Bailing out of academia in my mid-thirties (in the mid-1990s), I went to law school, then became an associate in a big law firm, then a partner. Life has been very good for the past fifteen years.

Now I see a future for the practice of law that looks an awful lot like what universities have looked like for a long time -- a caste system where there are a few partners who make a lot of money, a small track of associates who might become partners, and then a lot of part-time, no benefits, contract lawyers or "piece-work" lawyers hired to help out on particular tasks on particular cases. It's a pretty dismal prospect, but it's what happens when too many lawyers chase too few jobs (and, in fact, when too many lawyers and law firms are chasing too little legal work).

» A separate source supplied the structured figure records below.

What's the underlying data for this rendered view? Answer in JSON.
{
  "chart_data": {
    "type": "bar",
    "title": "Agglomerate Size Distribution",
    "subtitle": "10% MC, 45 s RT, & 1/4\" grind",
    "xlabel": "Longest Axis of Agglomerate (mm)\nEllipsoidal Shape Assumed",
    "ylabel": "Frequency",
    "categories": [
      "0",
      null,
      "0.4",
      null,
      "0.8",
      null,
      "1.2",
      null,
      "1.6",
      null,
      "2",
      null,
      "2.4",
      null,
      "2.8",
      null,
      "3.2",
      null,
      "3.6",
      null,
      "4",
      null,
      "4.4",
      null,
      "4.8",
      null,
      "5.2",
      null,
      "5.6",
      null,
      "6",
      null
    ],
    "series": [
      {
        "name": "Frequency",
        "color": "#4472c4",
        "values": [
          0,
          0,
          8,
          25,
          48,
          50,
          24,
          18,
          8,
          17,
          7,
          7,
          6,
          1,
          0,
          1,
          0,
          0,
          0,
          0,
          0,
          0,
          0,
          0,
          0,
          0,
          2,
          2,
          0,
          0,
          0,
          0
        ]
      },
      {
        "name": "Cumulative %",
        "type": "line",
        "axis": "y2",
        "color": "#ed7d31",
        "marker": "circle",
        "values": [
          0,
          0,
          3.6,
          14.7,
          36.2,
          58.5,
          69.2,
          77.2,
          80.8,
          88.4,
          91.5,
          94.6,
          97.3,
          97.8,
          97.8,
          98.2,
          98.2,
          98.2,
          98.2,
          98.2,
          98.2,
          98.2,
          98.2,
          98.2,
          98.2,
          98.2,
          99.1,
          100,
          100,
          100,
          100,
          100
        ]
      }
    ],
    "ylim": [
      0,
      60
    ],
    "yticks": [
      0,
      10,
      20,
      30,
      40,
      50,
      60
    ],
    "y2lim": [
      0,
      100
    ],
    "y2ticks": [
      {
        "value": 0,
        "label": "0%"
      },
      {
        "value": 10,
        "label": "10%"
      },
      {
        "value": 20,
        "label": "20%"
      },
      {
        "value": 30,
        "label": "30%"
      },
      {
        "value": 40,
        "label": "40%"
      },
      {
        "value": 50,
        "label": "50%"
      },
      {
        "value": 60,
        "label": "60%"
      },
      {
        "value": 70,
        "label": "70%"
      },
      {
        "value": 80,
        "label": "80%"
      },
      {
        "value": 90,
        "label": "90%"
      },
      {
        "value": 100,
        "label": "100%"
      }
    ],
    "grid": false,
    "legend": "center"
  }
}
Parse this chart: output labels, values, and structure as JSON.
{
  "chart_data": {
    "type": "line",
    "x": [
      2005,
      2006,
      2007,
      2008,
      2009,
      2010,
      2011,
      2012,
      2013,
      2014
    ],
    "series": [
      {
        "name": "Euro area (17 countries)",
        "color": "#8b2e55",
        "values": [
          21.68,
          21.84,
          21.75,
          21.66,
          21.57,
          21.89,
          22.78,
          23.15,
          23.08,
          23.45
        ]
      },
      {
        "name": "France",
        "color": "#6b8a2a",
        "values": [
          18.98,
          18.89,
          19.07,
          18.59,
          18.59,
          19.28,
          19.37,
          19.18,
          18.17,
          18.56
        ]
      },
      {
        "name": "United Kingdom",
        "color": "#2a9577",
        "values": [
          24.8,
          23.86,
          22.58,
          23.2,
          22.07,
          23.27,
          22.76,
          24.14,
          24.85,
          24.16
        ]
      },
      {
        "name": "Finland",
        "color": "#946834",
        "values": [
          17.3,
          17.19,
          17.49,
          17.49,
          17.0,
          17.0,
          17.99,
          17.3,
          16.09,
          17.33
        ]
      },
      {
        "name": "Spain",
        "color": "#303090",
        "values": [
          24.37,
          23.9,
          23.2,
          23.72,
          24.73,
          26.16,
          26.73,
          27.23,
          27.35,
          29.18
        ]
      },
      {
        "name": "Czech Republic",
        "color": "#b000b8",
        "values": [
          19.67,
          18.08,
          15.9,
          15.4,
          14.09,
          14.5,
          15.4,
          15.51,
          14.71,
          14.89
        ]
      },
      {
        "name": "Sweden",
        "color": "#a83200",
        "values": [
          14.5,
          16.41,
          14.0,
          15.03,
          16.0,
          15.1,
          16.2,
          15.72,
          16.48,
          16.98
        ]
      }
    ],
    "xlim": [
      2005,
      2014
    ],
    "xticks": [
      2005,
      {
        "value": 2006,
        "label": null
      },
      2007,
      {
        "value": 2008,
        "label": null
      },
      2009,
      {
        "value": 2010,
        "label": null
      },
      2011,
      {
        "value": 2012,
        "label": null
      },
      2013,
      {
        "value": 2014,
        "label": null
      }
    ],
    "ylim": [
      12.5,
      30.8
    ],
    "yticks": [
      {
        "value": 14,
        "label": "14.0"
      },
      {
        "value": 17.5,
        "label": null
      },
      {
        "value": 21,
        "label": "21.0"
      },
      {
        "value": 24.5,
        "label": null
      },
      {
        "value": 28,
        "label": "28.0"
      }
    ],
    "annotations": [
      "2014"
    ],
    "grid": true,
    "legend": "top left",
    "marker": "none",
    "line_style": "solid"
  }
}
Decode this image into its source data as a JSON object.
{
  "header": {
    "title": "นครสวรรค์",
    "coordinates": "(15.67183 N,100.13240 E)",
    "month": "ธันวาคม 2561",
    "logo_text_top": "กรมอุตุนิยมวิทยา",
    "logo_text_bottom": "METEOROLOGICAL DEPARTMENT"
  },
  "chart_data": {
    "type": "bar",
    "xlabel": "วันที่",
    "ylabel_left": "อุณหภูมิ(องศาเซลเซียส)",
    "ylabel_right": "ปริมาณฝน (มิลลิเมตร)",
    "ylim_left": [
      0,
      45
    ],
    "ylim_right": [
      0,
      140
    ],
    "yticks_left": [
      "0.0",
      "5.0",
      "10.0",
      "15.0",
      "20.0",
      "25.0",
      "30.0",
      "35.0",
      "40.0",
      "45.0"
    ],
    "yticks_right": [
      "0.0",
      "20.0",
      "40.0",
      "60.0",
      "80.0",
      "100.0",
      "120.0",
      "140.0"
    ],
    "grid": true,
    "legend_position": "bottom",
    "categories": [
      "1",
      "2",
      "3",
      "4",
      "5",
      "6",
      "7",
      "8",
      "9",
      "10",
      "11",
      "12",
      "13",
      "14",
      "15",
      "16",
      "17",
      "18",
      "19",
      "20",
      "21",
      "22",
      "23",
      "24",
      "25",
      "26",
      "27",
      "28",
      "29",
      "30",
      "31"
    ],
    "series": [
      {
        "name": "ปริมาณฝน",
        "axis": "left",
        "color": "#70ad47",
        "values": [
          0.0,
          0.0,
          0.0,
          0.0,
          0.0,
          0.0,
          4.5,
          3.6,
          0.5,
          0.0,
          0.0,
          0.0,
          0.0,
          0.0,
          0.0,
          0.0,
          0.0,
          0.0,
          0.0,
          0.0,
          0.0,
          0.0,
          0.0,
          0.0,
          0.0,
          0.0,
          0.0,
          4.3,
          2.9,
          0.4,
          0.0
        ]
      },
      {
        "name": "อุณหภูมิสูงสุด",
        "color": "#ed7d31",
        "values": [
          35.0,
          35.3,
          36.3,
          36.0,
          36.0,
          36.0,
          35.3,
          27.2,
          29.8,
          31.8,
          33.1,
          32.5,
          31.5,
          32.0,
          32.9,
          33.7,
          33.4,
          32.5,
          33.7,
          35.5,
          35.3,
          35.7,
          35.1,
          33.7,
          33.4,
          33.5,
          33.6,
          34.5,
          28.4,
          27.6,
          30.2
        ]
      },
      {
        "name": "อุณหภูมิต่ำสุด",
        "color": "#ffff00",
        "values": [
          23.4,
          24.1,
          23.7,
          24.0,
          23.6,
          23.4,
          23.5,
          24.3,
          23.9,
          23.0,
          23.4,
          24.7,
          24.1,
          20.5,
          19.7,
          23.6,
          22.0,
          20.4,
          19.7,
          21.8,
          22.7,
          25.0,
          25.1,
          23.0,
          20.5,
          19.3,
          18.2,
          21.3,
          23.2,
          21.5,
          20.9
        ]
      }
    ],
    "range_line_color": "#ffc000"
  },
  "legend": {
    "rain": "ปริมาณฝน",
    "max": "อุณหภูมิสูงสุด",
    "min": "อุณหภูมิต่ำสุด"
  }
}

One aspect of legal practice is marginally better than academia -- you can hang out your own shingle as a lawyer, but you can't hang out your own shingle as an English professor. But that's a dog-eat-dog world, and one that is a far cry from the image of ten years ago of a 25 year-old getting out of law school and getting a $100k plus job right off the bat.

Posted by: Paul Bauer | Feb 26, 2013 6:58:07 AM

So it's true: law firms and law departments are full of greedy, self-serving, unethical lawyers. Who'da thunk?

Posted by: FrancisChalk | Feb 26, 2013 6:17:46 AM

"Once you have worked two years as a back-office document reviewer, what professional skills do you have--other than reviewing documents?" Earth to Prof. Merritt: How is this different than employment of white-shoe associates ten years ago? I was on DOJ lateral hiring committees for 15 years--and we commonly received applications from fourth- and fifth-year associates at large firms who had done nothing but review documents in windowless rooms. The vast majority of these types of applicants had never had direct client contact; been in court as anything other than a bag carrier; or attended, much less defended or (gasp) taken, a deposition.

Posted by: Publius Novus | Feb 26, 2013 6:11:26 AM

The students and the new lawyers are paying the price, for sure. There is no institution so noble that it cannot be corrupted, and the law and law schools in this era are solid examples of that. Law schools should have engraved over their doors this slogan: "We are whores. Sleep with us at your peril."